物理科学におけるディープリサーチ：マルチエージェントフレームワークと包括的ベンチマーク

要旨

深層研究エージェントは、自律的かつ多段階の科学的推論のために設計された大規模言語モデル（LLM）ベースのシステムであり、物理科学における研究の加速に大きな可能性を秘めている。しかし、この領域におけるそれらの能力の包括的かつ詳細な評価は依然として不足している。このギャップを埋めるために、我々は物理科学研究に非常に関連性の高いベンチマークであるPhySciBenchを導入する。これは、物理学と化学からバランスよく選ばれた専門家厳選の200問から構成され、現実の科学的ワークフローを反映した6つのタスクカテゴリにわたる。PhySciBench上での最先端モデルおよびエージェントシステムの評価では、限定的な性能が明らかになった。最も強力なベースラインであるGemini Deep Researchでさえ、精度は33.5%に過ぎない。失敗事例の分析から、三つの反復的な欠陥が特定された。すなわち、拡張された推論連鎖における脆弱性、ステップ間の知識伝達の限界、そして物理学に基づく自己検証の欠如である。これらの知見に動機づけられ、我々は適応的計画ループ、二重粒度メモリ、および階層的な物理学に基づく反映機構を備えたモジュール型マルチエージェントフレームワークであるDelveAgentを開発した。四つの科学ベンチマークにわたって、DelveAgentは精度を最大7.5パーセントポイント向上させると同時に、推論コストを最も強力なベースラインの約3分の1に削減した。これらの結果は、物理科学におけるAIシステムを評価するための重要なベンチマークとしてのPhySciBenchの重要性を確立し、アーキテクチャの特化が自律的な科学研究の信頼性を効果的に向上させ得ることを示している。

English

Deep research agents are Large Language Model (LLM)-based systems designed for autonomous, multi-step scientific reasoning, and they hold immense potential for accelerating research in the physical sciences. However, comprehensive and in-depth evaluations of their capabilities within this domain remain lacking. To address this gap, we introduce PhySciBench, a benchmark highly relevant to physical science research, comprising 200 expert-curated questions, balanced between physics and chemistry, across six task categories that reflect real-world scientific workflows. Evaluations of state-of-the-art models and agent systems on PhySciBench reveal limited performance; even the strongest baseline, Gemini Deep Research, achieves an accuracy of only 33.5%. Analysis of failure cases identifies three recurrent deficiencies: fragility in extended reasoning chains, limited knowledge transfer across steps, and a lack of physics-grounded self-verification. Motivated by these findings, we develop DelveAgent, a modular multi-agent framework equipped with an adaptive planning loop, dual-granularity memory, and a hierarchical physics-grounded reflection mechanism.
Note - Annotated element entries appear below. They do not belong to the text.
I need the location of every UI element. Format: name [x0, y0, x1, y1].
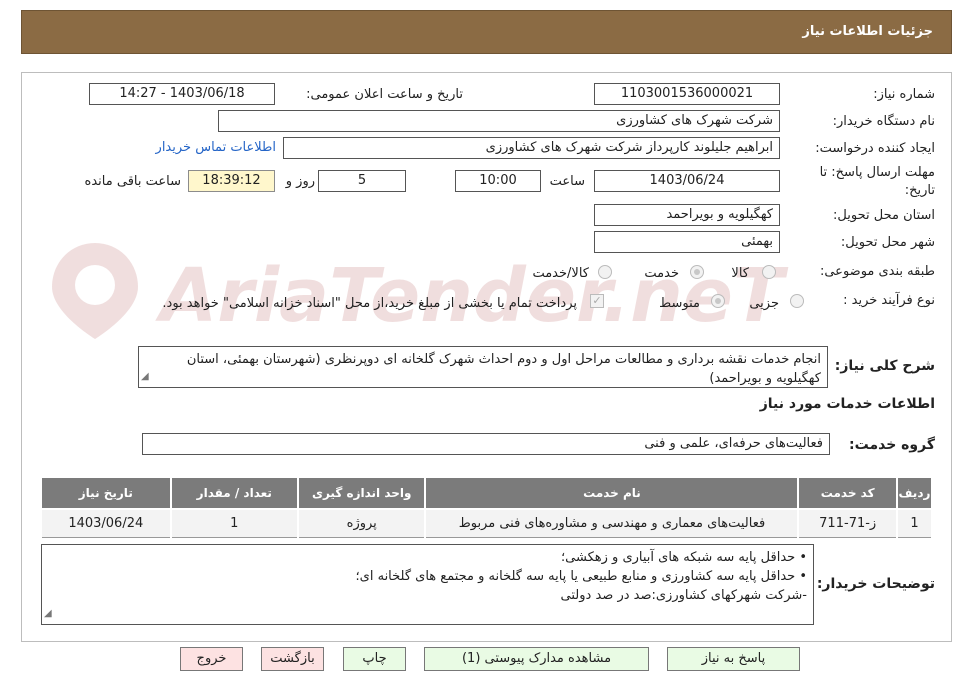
cell-unit: پروژه	[297, 508, 427, 538]
buyer-notes-line-2: • حداقل پایه سه کشاورزی و منابع طبیعی یا…	[355, 569, 807, 584]
cell-row-number: 1	[895, 508, 934, 538]
cell-service-code: ز-71-711	[797, 508, 898, 538]
process-radio-medium[interactable]	[711, 294, 725, 308]
buyer-notes-line-3: -شرکت شهرکهای کشاورزی:صد در صد دولتی	[560, 588, 807, 603]
days-label: روز و	[285, 174, 315, 189]
category-label: طبقه بندی موضوعی:	[819, 264, 935, 279]
col-row-number: ردیف	[895, 476, 934, 510]
province-field: کهگیلویه و بویراحمد	[594, 204, 780, 226]
announce-field: 1403/06/18 - 14:27	[89, 83, 275, 105]
deadline-time-label: ساعت	[549, 174, 585, 189]
process-option-minor: جزیی	[749, 296, 779, 311]
remaining-time-field: 18:39:12	[188, 170, 275, 192]
buyer-org-field: شرکت شهرک های کشاورزی	[218, 110, 780, 132]
category-option-goods-service: کالا/خدمت	[532, 266, 589, 281]
payment-note: پرداخت تمام یا بخشی از مبلغ خرید،از محل …	[162, 296, 577, 311]
need-number-label: شماره نیاز:	[873, 87, 935, 102]
back-button[interactable]: بازگشت	[261, 647, 324, 671]
page-header: جزئیات اطلاعات نیاز	[21, 10, 952, 54]
description-text: انجام خدمات نقشه برداری و مطالعات مراحل …	[186, 352, 821, 386]
payment-checkbox[interactable]: ✓	[590, 294, 604, 308]
buyer-contact-link[interactable]: اطلاعات تماس خریدار	[156, 140, 276, 155]
view-attachments-button[interactable]: مشاهده مدارک پیوستی (1)	[424, 647, 649, 671]
need-number-field: 1103001536000021	[594, 83, 780, 105]
category-radio-goods[interactable]	[762, 265, 776, 279]
page-title: جزئیات اطلاعات نیاز	[802, 24, 933, 39]
services-section-title: اطلاعات خدمات مورد نیاز	[759, 396, 935, 412]
col-quantity: تعداد / مقدار	[169, 476, 300, 510]
category-radio-goods-service[interactable]	[598, 265, 612, 279]
col-service-name: نام خدمت	[424, 476, 800, 510]
buyer-org-label: نام دستگاه خریدار:	[832, 114, 935, 129]
process-option-medium: متوسط	[659, 296, 700, 311]
buyer-notes-label: توضیحات خریدار:	[816, 576, 935, 592]
col-need-date: تاریخ نیاز	[40, 476, 172, 510]
buyer-notes-field: • حداقل پایه سه شبکه های آبیاری و زهکشی؛…	[41, 544, 814, 625]
city-label: شهر محل تحویل:	[840, 235, 935, 250]
remaining-days-field: 5	[318, 170, 406, 192]
city-field: بهمئی	[594, 231, 780, 253]
category-radio-service[interactable]	[690, 265, 704, 279]
buyer-notes-line-1: • حداقل پایه سه شبکه های آبیاری و زهکشی؛	[561, 550, 807, 565]
respond-button[interactable]: پاسخ به نیاز	[667, 647, 800, 671]
announce-label: تاریخ و ساعت اعلان عمومی:	[306, 87, 463, 102]
deadline-label: مهلت ارسال پاسخ: تا	[819, 165, 935, 180]
col-unit: واحد اندازه گیری	[297, 476, 427, 510]
exit-button[interactable]: خروج	[180, 647, 243, 671]
table-row: 1 ز-71-711 فعالیت‌های معماری و مهندسی و …	[40, 508, 934, 538]
description-label: شرح کلی نیاز:	[834, 358, 935, 374]
process-label: نوع فرآیند خرید :	[843, 293, 935, 308]
process-radio-minor[interactable]	[790, 294, 804, 308]
services-table-header: ردیف کد خدمت نام خدمت واحد اندازه گیری ت…	[40, 476, 934, 510]
creator-label: ایجاد کننده درخواست:	[815, 141, 935, 156]
resize-grip-icon[interactable]: ◢	[44, 604, 52, 623]
remaining-label: ساعت باقی مانده	[84, 174, 181, 189]
cell-quantity: 1	[169, 508, 300, 538]
description-field: انجام خدمات نقشه برداری و مطالعات مراحل …	[138, 346, 828, 388]
col-service-code: کد خدمت	[797, 476, 898, 510]
province-label: استان محل تحویل:	[833, 208, 935, 223]
service-group-label: گروه خدمت:	[849, 437, 935, 453]
service-group-field: فعالیت‌های حرفه‌ای، علمی و فنی	[142, 433, 830, 455]
deadline-date-field: 1403/06/24	[594, 170, 780, 192]
creator-field: ابراهیم جلیلوند کارپرداز شرکت شهرک های ک…	[283, 137, 780, 159]
category-option-goods: کالا	[731, 266, 749, 281]
cell-service-name: فعالیت‌های معماری و مهندسی و مشاوره‌های …	[424, 508, 800, 538]
resize-grip-icon[interactable]: ◢	[141, 367, 149, 386]
cell-need-date: 1403/06/24	[40, 508, 172, 538]
deadline-time-field: 10:00	[455, 170, 541, 192]
deadline-label-date: تاریخ:	[904, 183, 935, 198]
category-option-service: خدمت	[644, 266, 679, 281]
services-table: ردیف کد خدمت نام خدمت واحد اندازه گیری ت…	[40, 476, 934, 538]
print-button[interactable]: چاپ	[343, 647, 406, 671]
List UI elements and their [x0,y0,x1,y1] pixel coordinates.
Across four scientific benchmarks, DelveAgent improves accuracy by up to 7.5 percentage points while reducing inference costs to approximately one-third of the strongest baseline. These results establish the significance of PhySciBench as a critical benchmark for evaluating AI systems in the physical sciences and demonstrate that architectural specialization can effectively enhance the reliability of autonomous scientific research.